She would rather not marry at all than take a husband who chose her out of pity. “Don’t worry. I’ve made peace with not marrying. It’s like Oram said; no man wants a woman like me.”

Boden scowled. “That’s not true. Don’t listen to that nonsense, Jora. You’re good and kind, fun to be with, hard-working, and clever. And you have a way with children. Any man would be fortunate to have you as a wife.”

The fact that he hadn’t called her comely did not escape her notice, but his other kind compliments brought a smile to her face. “You’re sweet, but truly I’m at peace with it. But if you want my advice...”

He exhaled hard, his body seeming to deflate, and nodded.

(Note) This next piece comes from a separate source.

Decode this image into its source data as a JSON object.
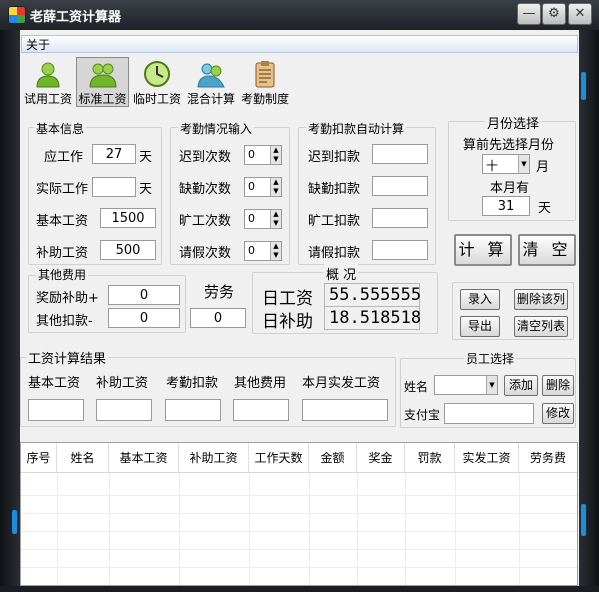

“You should choose Micah. She’s wonderful with the little ones, and she has quite the pitters for you.”

One side of his mouth curved into a smile, reminding her of his father. A twinkle gleamed in his eye. “I noticed. But what about the Molnar girl? She’s of age now.”

Larke Molnar, widowed from her first husband and remarried to Jora’s father as his Third Wife, was one of the comeliest women in Kaild, but Larke’s eldest daughter Hanna was so beautiful, she inspired poetry and caused minor accidents. Since she’d turned sixteen a week earlier, Boden was the first man with the opportunity to choose Hanna as his First Wife, if she submitted. Jora would bet a new cloak that younger men whose Antenuptials were approaching prayed silently to Retar every night to save her for them.

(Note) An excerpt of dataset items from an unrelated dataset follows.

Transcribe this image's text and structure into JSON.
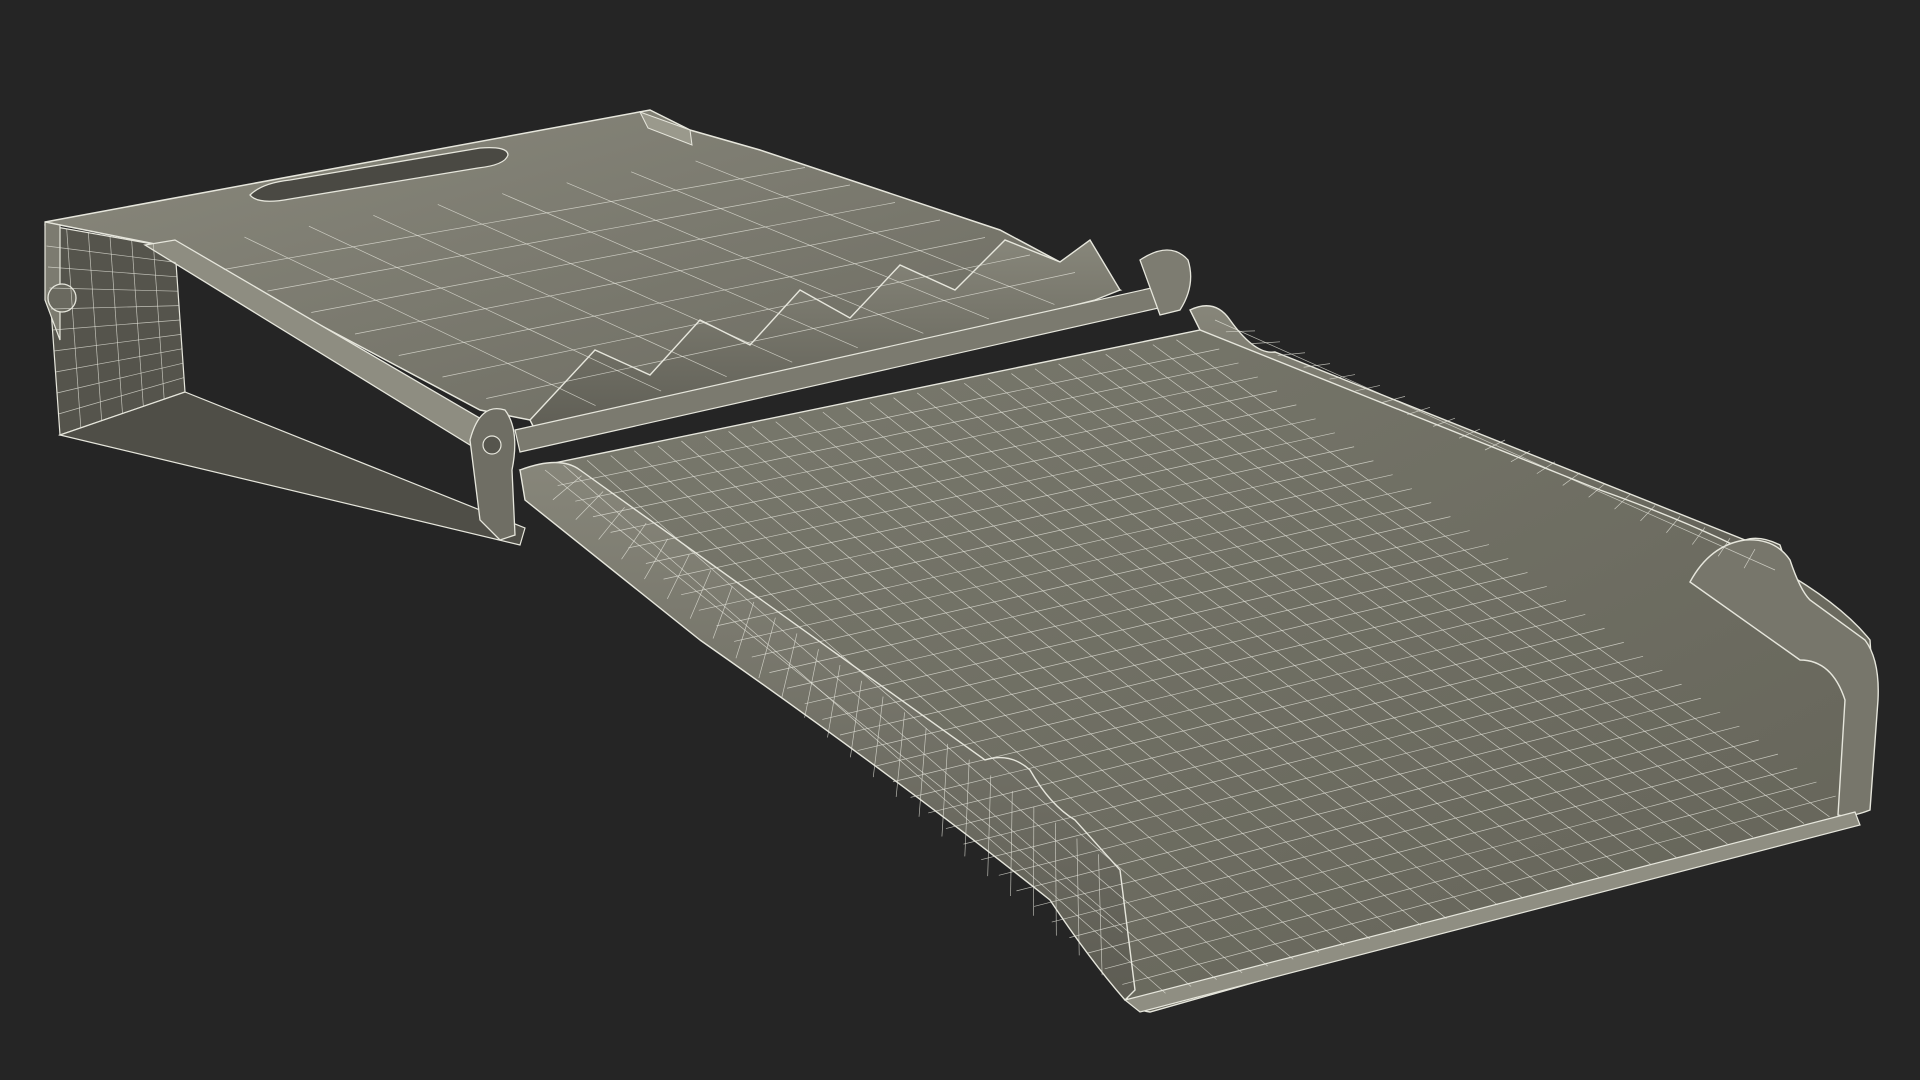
{
  "scene": {
    "background_color": "#252525",
    "surface_color": "#6e6d63",
    "surface_light_color": "#8d8c80",
    "surface_dark_color": "#56554d",
    "wire_color": "#e6e6dc"
  }
}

“She’s beautiful beyond words,” Jora said, “but she’s conceited and snobbish. Who else can turn a conversation about the mechanics of well digging into praise for her beauty? Do you want a woman whose zealous concern for her own figure will permit you only one child, or a woman who’ll welcome you home from the war with open arms and open legs?”

Boden’s eyes flew wide, and his face turned nearly as red as the eastern sky. “Jora!”

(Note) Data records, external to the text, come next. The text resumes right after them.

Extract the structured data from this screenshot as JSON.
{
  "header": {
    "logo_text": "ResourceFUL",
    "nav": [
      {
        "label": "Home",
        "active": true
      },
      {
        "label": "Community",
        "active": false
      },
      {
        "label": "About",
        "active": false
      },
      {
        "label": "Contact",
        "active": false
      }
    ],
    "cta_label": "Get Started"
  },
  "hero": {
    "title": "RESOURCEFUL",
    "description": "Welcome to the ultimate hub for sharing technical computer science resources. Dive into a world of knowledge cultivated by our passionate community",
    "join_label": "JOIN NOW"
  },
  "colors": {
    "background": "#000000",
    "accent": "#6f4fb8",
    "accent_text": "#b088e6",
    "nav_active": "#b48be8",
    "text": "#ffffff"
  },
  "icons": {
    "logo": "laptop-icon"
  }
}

“Let’s speak frankly. Micah would give you as many children as her body can manage. I can’t see Hanna doing the same.” Boden was all about duty and responsibility. Fighting and fathering sons to fuel the war effort was drilled into the head of every boy from the time he was old enough to understand his role in society. Girls were raised and trained to keep the cities running while the men fought to protect them. “The choice is yours, of course, but I suggest Micah.”

“I’ll think about it.”

“You should go get dressed. The Antenuptial’s due to start soon. They’re probably wondering where you are.”

“I know,” he said, going to the door. “But I have a gift for you too, and I wanted to give it to you before I got caught up in the wedding and... what comes after.” He stepped outside for a moment and returned holding something behind his back.

Jora’s face warmed. “A gift? I’m not going anywhere.”

“No, but I am. This is a little something to remember me by.”

She thumped him playfully on the chest. “As if I would forget you.”

“Close your eyes and hold out your hands.”

“You needn’t give me a gift. I’ve done nothing—”

“Hush and do as I say or I’ll marry Hanna Molnar and give this gift to her instead.”

She closed her eyes, smiling with excitement, and held her hands out together, palms forming a cup. She’d never received a gift before. The townsfolk crafted, grew, raised, and gathered everything they needed, and so gifts were generally given only to men leaving for war or a woman marrying a man from another city. Boden laid something long and stiff across her hands, like a cane. She curled her fingers around it and felt several small, round holes drilled in a row along its length. It couldn’t be. She opened her eyes, certain she wasn’t holding... “A flute?”

“Do you like it?”

Mouth agape, she stared at it as she turned it in her hands, gently so as not to damage it. “God’s Challenger! How did you manage this?”

“I asked nicely. It helps when your aunt is the one who crafts the instruments.”

“And she made you a flute,” she said in a tone of wonderment. “Because you asked nicely?”

“All right, maybe I begged her and cried at her feet a little. And she made it for you, not for me. She made it because she knows how much you love its song.”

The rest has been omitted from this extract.